You Deserve Each Other is an upcoming American romantic comedy film from Amazon MGM Studios written and directed by Abby Kohn and Marc Silverstein and starring Penn Badgley and Meghann Fahy. It is an adaptation of the novel of the same name by Sarah Hogle.

==Premise==
Ahead of planned nuptials both members of a couple suffer from cold feet and then try to goad each other into cancelling the wedding.

==Cast==
- Penn Badgley as Nicholas Rose
- Meghann Fahy as Naomi Westfield
- Natalie Morales as Cassie
- Justin Long as Austin Frazier
- Kyle MacLachlan as Eugene Rose
- Ana Gasteyer as Deborah Rose
- Hope Davis as Kathy Duncan
- Delaney Rowe as Wren
- Lisa Gilroy as Wendy Duncan
- Alyssa Limperis as Sofia Frazier

==Production==
The film is an adaptation of the novel by Sarah Hogle directed by Abby Kohn and Marc Silverstein with the pair also revising the script adaptation originally completed by Brett Haley and Marc Basch. The film is produced by Fifth Season with producers including Anthony Bregman and Peter Cron from Likely Story.

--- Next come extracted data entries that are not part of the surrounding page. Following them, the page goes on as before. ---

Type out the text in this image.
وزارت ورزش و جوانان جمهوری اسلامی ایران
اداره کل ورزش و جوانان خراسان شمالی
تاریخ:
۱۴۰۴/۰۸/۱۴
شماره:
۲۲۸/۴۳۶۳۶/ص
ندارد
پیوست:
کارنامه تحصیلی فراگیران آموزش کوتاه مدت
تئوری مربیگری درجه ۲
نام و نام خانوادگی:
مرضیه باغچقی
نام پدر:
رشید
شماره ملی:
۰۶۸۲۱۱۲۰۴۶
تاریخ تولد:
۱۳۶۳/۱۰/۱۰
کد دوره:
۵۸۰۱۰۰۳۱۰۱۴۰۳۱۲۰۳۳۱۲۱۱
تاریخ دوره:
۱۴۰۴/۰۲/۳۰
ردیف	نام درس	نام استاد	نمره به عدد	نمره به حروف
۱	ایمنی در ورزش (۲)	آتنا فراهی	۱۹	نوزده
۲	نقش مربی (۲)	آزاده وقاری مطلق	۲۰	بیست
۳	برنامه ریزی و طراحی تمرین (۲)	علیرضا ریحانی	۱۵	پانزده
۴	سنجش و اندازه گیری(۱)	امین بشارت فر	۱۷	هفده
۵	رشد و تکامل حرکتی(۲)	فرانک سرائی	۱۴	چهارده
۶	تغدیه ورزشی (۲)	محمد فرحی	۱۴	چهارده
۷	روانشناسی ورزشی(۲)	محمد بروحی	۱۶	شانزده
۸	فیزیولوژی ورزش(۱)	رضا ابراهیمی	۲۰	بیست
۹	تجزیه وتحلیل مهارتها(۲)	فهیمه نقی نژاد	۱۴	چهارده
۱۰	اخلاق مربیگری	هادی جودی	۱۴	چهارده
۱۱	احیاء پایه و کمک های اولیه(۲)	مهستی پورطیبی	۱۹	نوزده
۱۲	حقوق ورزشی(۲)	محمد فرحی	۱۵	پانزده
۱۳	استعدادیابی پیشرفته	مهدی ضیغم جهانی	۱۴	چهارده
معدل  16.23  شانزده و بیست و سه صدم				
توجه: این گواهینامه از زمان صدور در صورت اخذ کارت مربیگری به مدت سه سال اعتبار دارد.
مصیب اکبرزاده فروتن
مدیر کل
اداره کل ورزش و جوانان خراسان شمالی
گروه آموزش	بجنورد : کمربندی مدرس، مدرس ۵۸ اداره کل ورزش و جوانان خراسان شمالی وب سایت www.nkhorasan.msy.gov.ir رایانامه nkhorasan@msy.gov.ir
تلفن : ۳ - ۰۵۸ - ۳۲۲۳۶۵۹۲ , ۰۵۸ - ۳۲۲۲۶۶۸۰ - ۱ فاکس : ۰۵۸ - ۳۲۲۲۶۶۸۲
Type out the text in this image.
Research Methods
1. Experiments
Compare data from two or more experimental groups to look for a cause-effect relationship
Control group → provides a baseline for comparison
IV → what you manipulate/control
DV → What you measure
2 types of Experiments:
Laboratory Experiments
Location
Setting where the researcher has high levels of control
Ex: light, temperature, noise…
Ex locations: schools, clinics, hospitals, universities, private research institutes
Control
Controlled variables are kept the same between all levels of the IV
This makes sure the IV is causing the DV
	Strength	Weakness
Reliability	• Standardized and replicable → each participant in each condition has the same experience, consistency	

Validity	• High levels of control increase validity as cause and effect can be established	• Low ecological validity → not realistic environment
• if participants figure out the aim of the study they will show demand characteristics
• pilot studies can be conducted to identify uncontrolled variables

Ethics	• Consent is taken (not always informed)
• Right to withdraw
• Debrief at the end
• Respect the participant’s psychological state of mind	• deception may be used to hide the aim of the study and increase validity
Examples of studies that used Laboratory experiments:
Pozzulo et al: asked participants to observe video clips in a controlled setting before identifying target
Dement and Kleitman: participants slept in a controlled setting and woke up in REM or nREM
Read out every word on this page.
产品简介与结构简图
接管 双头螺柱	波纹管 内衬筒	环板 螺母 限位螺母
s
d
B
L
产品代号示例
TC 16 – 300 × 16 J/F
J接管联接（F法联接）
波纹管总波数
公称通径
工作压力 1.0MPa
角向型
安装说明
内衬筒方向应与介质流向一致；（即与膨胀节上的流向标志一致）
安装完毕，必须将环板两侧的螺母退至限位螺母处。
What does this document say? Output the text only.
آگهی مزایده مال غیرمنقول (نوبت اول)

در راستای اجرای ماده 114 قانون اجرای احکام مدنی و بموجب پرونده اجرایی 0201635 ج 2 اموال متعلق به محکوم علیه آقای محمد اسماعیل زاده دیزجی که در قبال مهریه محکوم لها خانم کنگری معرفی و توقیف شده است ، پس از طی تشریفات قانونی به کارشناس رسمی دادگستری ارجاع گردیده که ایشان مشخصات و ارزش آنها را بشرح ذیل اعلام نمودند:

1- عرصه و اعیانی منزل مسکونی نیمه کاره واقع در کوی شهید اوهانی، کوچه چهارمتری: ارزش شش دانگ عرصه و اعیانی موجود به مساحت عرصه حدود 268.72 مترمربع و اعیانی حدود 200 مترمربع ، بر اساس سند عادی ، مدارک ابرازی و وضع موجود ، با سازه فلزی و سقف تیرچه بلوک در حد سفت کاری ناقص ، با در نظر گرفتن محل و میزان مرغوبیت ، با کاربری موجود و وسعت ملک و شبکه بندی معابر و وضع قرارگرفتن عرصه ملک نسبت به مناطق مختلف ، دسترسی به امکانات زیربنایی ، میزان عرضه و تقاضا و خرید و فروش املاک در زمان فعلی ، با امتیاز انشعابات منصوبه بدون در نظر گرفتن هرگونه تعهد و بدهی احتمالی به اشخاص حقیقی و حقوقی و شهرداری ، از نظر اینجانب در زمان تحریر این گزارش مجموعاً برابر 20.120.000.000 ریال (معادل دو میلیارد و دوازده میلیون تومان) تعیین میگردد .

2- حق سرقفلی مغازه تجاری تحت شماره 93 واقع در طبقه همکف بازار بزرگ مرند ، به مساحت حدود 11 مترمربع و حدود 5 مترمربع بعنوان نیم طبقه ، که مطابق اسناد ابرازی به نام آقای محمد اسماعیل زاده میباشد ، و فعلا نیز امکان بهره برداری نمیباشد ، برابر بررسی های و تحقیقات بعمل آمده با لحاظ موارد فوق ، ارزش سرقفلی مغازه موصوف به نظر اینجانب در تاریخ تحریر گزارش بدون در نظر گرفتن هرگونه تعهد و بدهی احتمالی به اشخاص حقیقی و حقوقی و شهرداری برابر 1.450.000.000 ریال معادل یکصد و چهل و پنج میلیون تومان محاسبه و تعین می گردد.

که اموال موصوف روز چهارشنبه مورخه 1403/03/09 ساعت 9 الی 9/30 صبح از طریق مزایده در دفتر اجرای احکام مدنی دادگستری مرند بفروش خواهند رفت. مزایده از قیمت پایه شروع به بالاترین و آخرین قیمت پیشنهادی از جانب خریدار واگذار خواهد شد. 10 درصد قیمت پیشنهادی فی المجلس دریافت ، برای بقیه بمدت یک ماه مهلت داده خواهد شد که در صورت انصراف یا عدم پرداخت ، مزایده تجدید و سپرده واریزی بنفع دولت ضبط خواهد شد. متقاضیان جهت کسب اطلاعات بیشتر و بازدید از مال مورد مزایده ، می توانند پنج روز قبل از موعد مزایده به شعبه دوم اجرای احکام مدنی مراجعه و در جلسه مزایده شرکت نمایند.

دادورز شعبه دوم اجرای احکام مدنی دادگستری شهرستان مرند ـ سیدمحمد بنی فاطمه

The cast is led by Meghann Fahy and Penn Badgley and includes Kyle MacLachlan and Justin Long. In July 2025, Natalie Morales, Ana Gasteyer, Hope Davis, Delaney Rowe, Lisa Gilroy and Alyssa Limperis joined the cast.

Principal photography took place in New York City and the upper Hudson Valley from July to September 2025. The film is scheduled for release in early 2027.